E ele viu-se costurado como se fosse um quadro cubista.

Seu braço estava enfiado numa orelha, a perna noutra, o outro braço substituía a perna que estava no ouvido. As costas eram o tórax e sua cabeça...

Não via as coisas do ângulo correto, via-as de baixo para cima... no chão.

Quando conseguiu focar direito e acostumar-se com a bizarrice onírica pode perceber.

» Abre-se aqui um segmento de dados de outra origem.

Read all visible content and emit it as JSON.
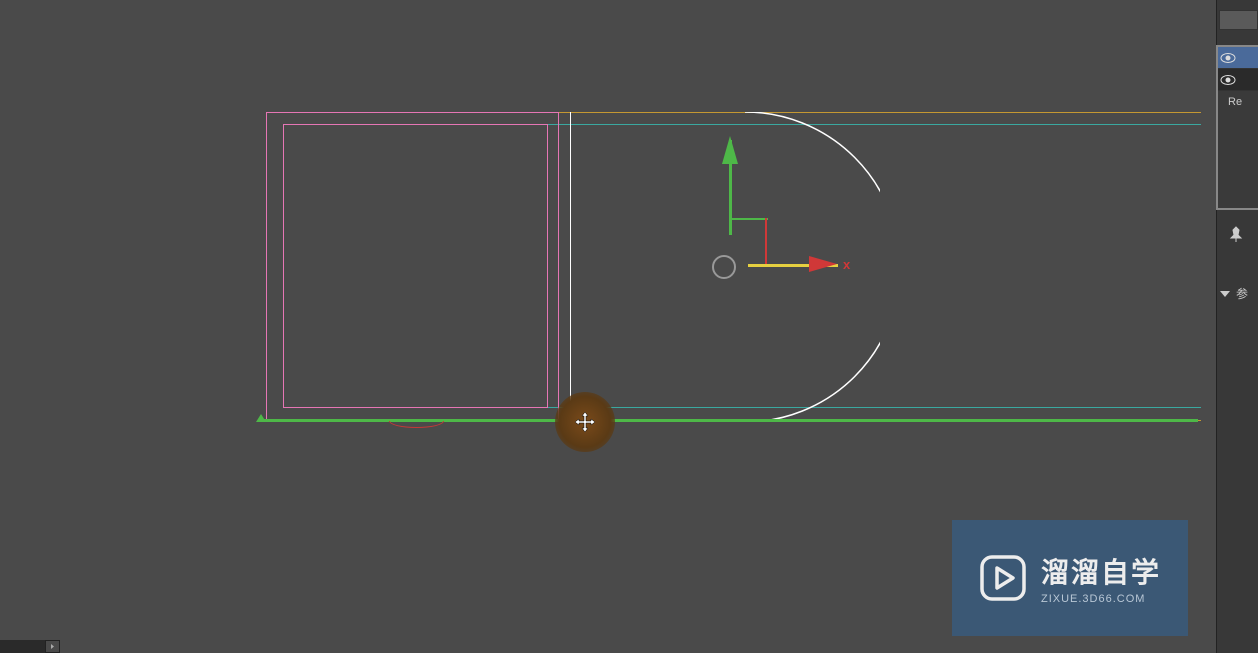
{
  "gizmo": {
    "x_label": "x"
  },
  "scene_layers": {
    "item_label": "Re"
  },
  "panel": {
    "section_header": "参"
  },
  "watermark": {
    "title": "溜溜自学",
    "url": "ZIXUE.3D66.COM"
  },
  "colors": {
    "viewport_bg": "#4a4a4a",
    "panel_bg": "#383838",
    "orange": "#c49832",
    "teal": "#3aa8a0",
    "pink": "#e676b5",
    "green": "#4eb848",
    "red": "#d03838",
    "yellow": "#e6d040",
    "watermark_bg": "#3a5a7a"
  }
}
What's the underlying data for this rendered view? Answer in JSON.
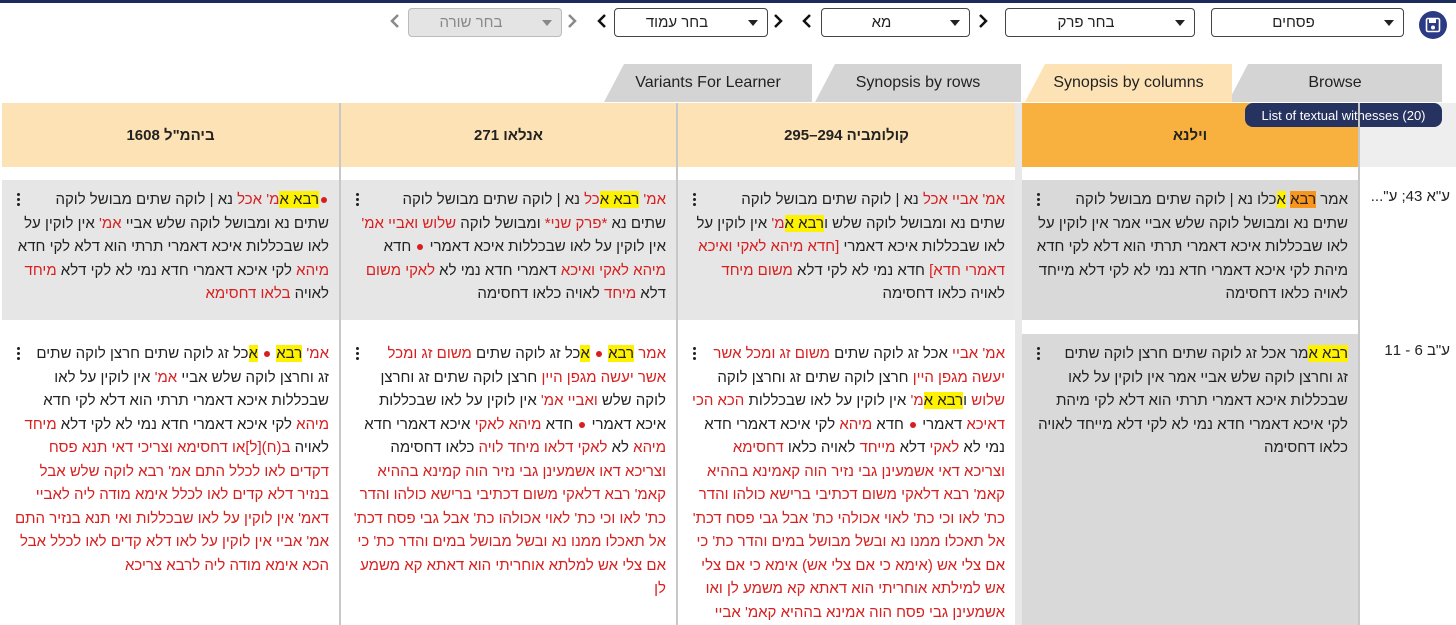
{
  "toolbar": {
    "tractate": "פסחים",
    "chapter_placeholder": "בחר פרק",
    "page": "מא",
    "amud_placeholder": "בחר עמוד",
    "line_placeholder": "בחר שורה"
  },
  "tabs": [
    "Browse",
    "Synopsis by columns",
    "Synopsis by rows",
    "Variants For Learner"
  ],
  "witness_badge": "List of textual witnesses (20)",
  "columns": [
    "וילנא",
    "קולומביה 294–295",
    "אנלאו 271",
    "ביהמ\"ל 1608"
  ],
  "row_refs": [
    "ע\"א 43; ע\"...",
    "ע\"ב 6 - 11"
  ],
  "colors": {
    "accent": "#2a3b84",
    "main_header": "#f8b03f",
    "header": "#fde2b5",
    "variant": "#d81f1f",
    "highlight": "#fff200"
  }
}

Um pé estava no lugar de sua cabeça.

E sua cabeça, ela podia sentir o peso de seu corpo, como se nele estivesse contido toda a inércia da gravidade.

Tentou sacudir-se. Inútil. Virara uma estátua. Paralisado. Aterrorizado.

Incapaz de definir as sensações nervosas que invadiam seu corpo.

Temia que fossem sinônimos elétricos de dor. Temia esses estranhos estímulos que se desenhavam eletricamente em seus nervos inativos, como se descargas de luz desenhassem seu corpo na escuridão de sua mente.

Dor.

Insuportável dor.

Morreria na hora, caso acordasse.

Então não o fazia.

Continuava fingindo que dormia em pleno sonho. E sentia o peso da própria sombra vergar uma coluna impossível feita de abdômen pescoço e tórax em sobreposições e enxertos de órgãos e tecidos nervosos.

Expostos ao árido vácuo de seus sonhos.

Onde sabia, algo primal, anterior aos deuses mais antigos habitava.

Algo que seu psiquiatra teimava em afirmar que era sua voz imaginária, ou seu xamã, que afirmava que não deveria transpor a caverna ao ouvir essa voz, ou mesmo sua terapeuta cibernética....

--- Conte-me sobre as vozes. As do sonho, ela dizia, murmurando com sua boca carnuda entre as vibrações de um pêndulo hipnótico. Daí, o transe.